A meu juízo Agharta (1975) representa não apenas o ápice, a consumação estética da chamada 'fase elétrica' de Miles Davis, mas também de sua obra como um todo, sendo ainda um dos 10 melhores discos da história do Jazz. Para compreendê-lo, todavia, é mister recuar alguns anos em relação à data de seu lançamento, mais precisamente até 1969, ante-sala do mesmerizante turbilhão artístico com que o 'Dark Magus' aturdiria/maravilharia o mundo da música durante sete anos (Devo salientar que a trajetória de Miles até esse período, a despeito de sua enorme importância, não me interessa nem um pouco).
A década de 60 presenciava um Miles Davis caminhando perigosamente em direção à obsolescência artística. As circunvoluções do bebop e do cool jazz haviam ficado para trás, e Miles rejeitara enfaticamente a revolução free capitaneada por Ornette Coleman e Albert Ayler, não tanto por conservadorismo estético, pecado de que não se pode acusar-lhe, mas quiçá por vaidade; afinal de contas, não fora ele a lançá-la, o que para seu ego ciclópico já era razão mais do que suficiente para recusar-lhe qualquer mérito...; não obstante, hoje sabemos que o irrequieto trompetista, insatisfeito com os contornos que sua carreira vinha assumindo, estava urdindo em silêncio sua própria revolução: a fusão supersônica entre jazz, acid rock, música contemporânea e funk, cujo prelúdio, ainda que timidamente, viria à luz em 1968 com In a Silent Way. O marco fundamental, não obstante, estava reservado para o próximo ano...
Emoldurado por uma capa lisérgica, com seus longos temas, ora climáticos ora frenéticos, conduzidos por Miles com seu trompete guindado aos confins do espaço sideral pelos alucinantes cut ups e assombrosos efeitos de echo e delay criados pela arrojada produção de Teo Macero, Bitches Brew (1969) teve o efeito de uma bomba nuclear sobre o universo jazzístico, deixando a crítica a um só tempo perplexa, indignada e embevecida; não bastasse o impacto estético, converter-se-ia desde o princípio em grande sucesso de vendas, proporcionando a Miles margem de manobra para continuar experimentando bem como o pretexto ideal para uma série de injustas e patéticas acusações de sell out.
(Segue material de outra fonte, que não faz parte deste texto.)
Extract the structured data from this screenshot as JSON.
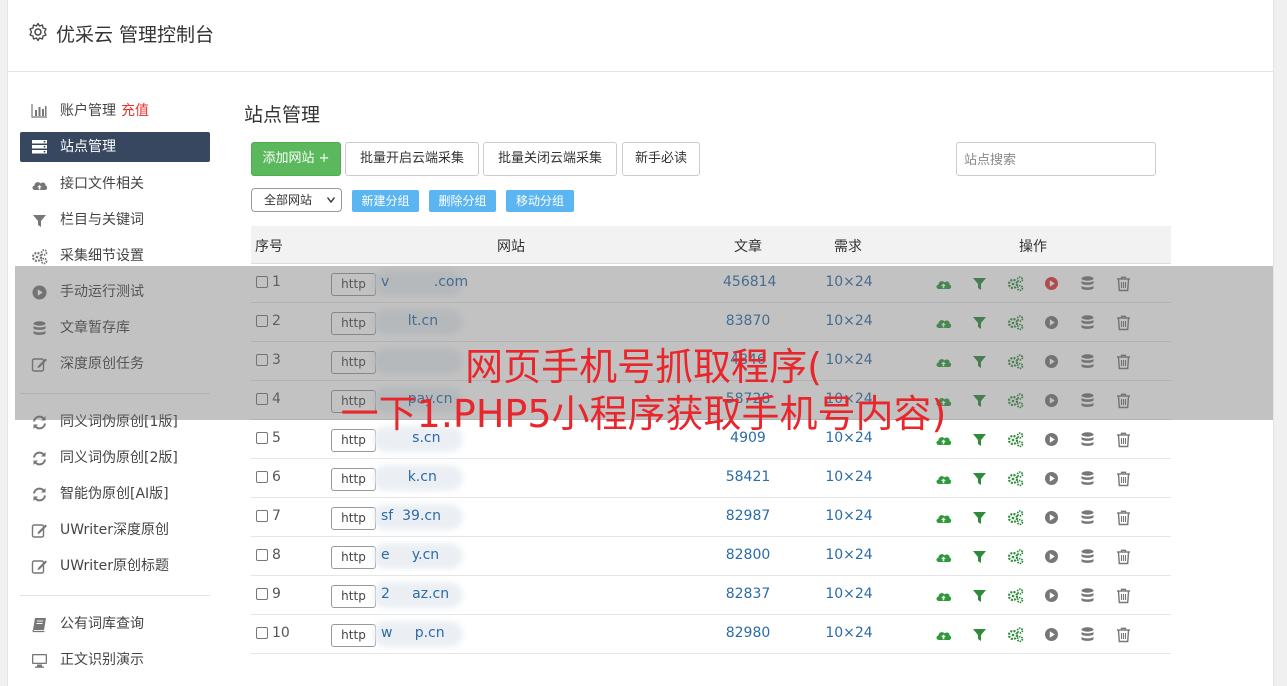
{
  "app": {
    "title": "优采云 管理控制台"
  },
  "sidebar": {
    "items": [
      {
        "label": "账户管理",
        "extra": "充值",
        "icon": "bar-chart-icon"
      },
      {
        "label": "站点管理",
        "icon": "server-icon",
        "active": true
      },
      {
        "label": "接口文件相关",
        "icon": "cloud-upload-icon"
      },
      {
        "label": "栏目与关键词",
        "icon": "filter-icon"
      },
      {
        "label": "采集细节设置",
        "icon": "gears-icon"
      },
      {
        "label": "手动运行测试",
        "icon": "play-circle-icon"
      },
      {
        "label": "文章暂存库",
        "icon": "database-icon"
      },
      {
        "label": "深度原创任务",
        "icon": "edit-icon"
      }
    ],
    "items2": [
      {
        "label": "同义词伪原创[1版]",
        "icon": "refresh-icon"
      },
      {
        "label": "同义词伪原创[2版]",
        "icon": "refresh-icon"
      },
      {
        "label": "智能伪原创[AI版]",
        "icon": "refresh-icon"
      },
      {
        "label": "UWriter深度原创",
        "icon": "edit-icon"
      },
      {
        "label": "UWriter原创标题",
        "icon": "edit-icon"
      }
    ],
    "items3": [
      {
        "label": "公有词库查询",
        "icon": "book-icon"
      },
      {
        "label": "正文识别演示",
        "icon": "monitor-icon"
      }
    ]
  },
  "main": {
    "title": "站点管理",
    "buttons": {
      "add_site": "添加网站 +",
      "batch_open": "批量开启云端采集",
      "batch_close": "批量关闭云端采集",
      "newbie": "新手必读"
    },
    "search_placeholder": "站点搜索",
    "group_select": "全部网站",
    "group_buttons": {
      "new_group": "新建分组",
      "delete_group": "删除分组",
      "move_group": "移动分组"
    },
    "table": {
      "headers": {
        "index": "序号",
        "site": "网站",
        "articles": "文章",
        "demand": "需求",
        "actions": "操作"
      },
      "rows": [
        {
          "index": "1",
          "protocol": "http",
          "site": "v          .com",
          "articles": "456814",
          "demand": "10×24",
          "running": true
        },
        {
          "index": "2",
          "protocol": "http",
          "site": "      lt.cn",
          "articles": "83870",
          "demand": "10×24",
          "running": false
        },
        {
          "index": "3",
          "protocol": "http",
          "site": "",
          "articles": "4846",
          "demand": "10×24",
          "running": false
        },
        {
          "index": "4",
          "protocol": "http",
          "site": "      pay.cn",
          "articles": "58728",
          "demand": "10×24",
          "running": false
        },
        {
          "index": "5",
          "protocol": "http",
          "site": "       s.cn",
          "articles": "4909",
          "demand": "10×24",
          "running": false
        },
        {
          "index": "6",
          "protocol": "http",
          "site": "      k.cn",
          "articles": "58421",
          "demand": "10×24",
          "running": false
        },
        {
          "index": "7",
          "protocol": "http",
          "site": "sf  39.cn",
          "articles": "82987",
          "demand": "10×24",
          "running": false
        },
        {
          "index": "8",
          "protocol": "http",
          "site": "e     y.cn",
          "articles": "82800",
          "demand": "10×24",
          "running": false
        },
        {
          "index": "9",
          "protocol": "http",
          "site": "2     az.cn",
          "articles": "82837",
          "demand": "10×24",
          "running": false
        },
        {
          "index": "10",
          "protocol": "http",
          "site": "w     p.cn",
          "articles": "82980",
          "demand": "10×24",
          "running": false
        }
      ]
    }
  },
  "overlay": {
    "line1": "网页手机号抓取程序(",
    "line2": "一下1.PHP5小程序获取手机号内容)"
  },
  "colors": {
    "accent_green": "#5cb85c",
    "sidebar_active": "#37475f",
    "link_blue": "#2a6ca8",
    "group_button_blue": "#5bb5f0",
    "headline_red": "#e8262b",
    "recharge_red": "#e8332f"
  }
}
Felizmente alheio a tais injunções, o mestre aprofundaria/ampliaria nos anos seguintes os postulados de sua 'revolução elétrica', lançando uma série contínua de discos memoráveis, tanto de estúdio como ao vivo, d'entre os quais poderíamos destacar A Tribute to Jack Johnson (1970 - seu disco mais rock'n'roll); Live-Evil (1970); Black Beauty: Miles Davis at Fillmore West (1971); On the Corner (1972 - algo como Stockhausen on acid trocando figurinhas com Hendrix em clima de street funk cibernético em NY); In Concert: Live at Philharmonic Hall (1973), etc., até chegar ao zênite de seus poderes como magnetizador do fogo dos deuses no biênio 1974-75, cujo primeiro fruto seria o mefistofélico Dark Magus (1974); não obstante, 1975 testemunharia um Miles ainda mais avassalador e implacável, com o lançamento de 2 massacres sonoros gravados num mesmo dia ao vivo em Osaka, no Japão: Pangaea (que registra o concerto da noite, uma pajelança bárbara from Jupiter and beyond the Infinite) e, claro está, o álbum em tela neste pedaço d'escrita (que documenta o concerto da tarde).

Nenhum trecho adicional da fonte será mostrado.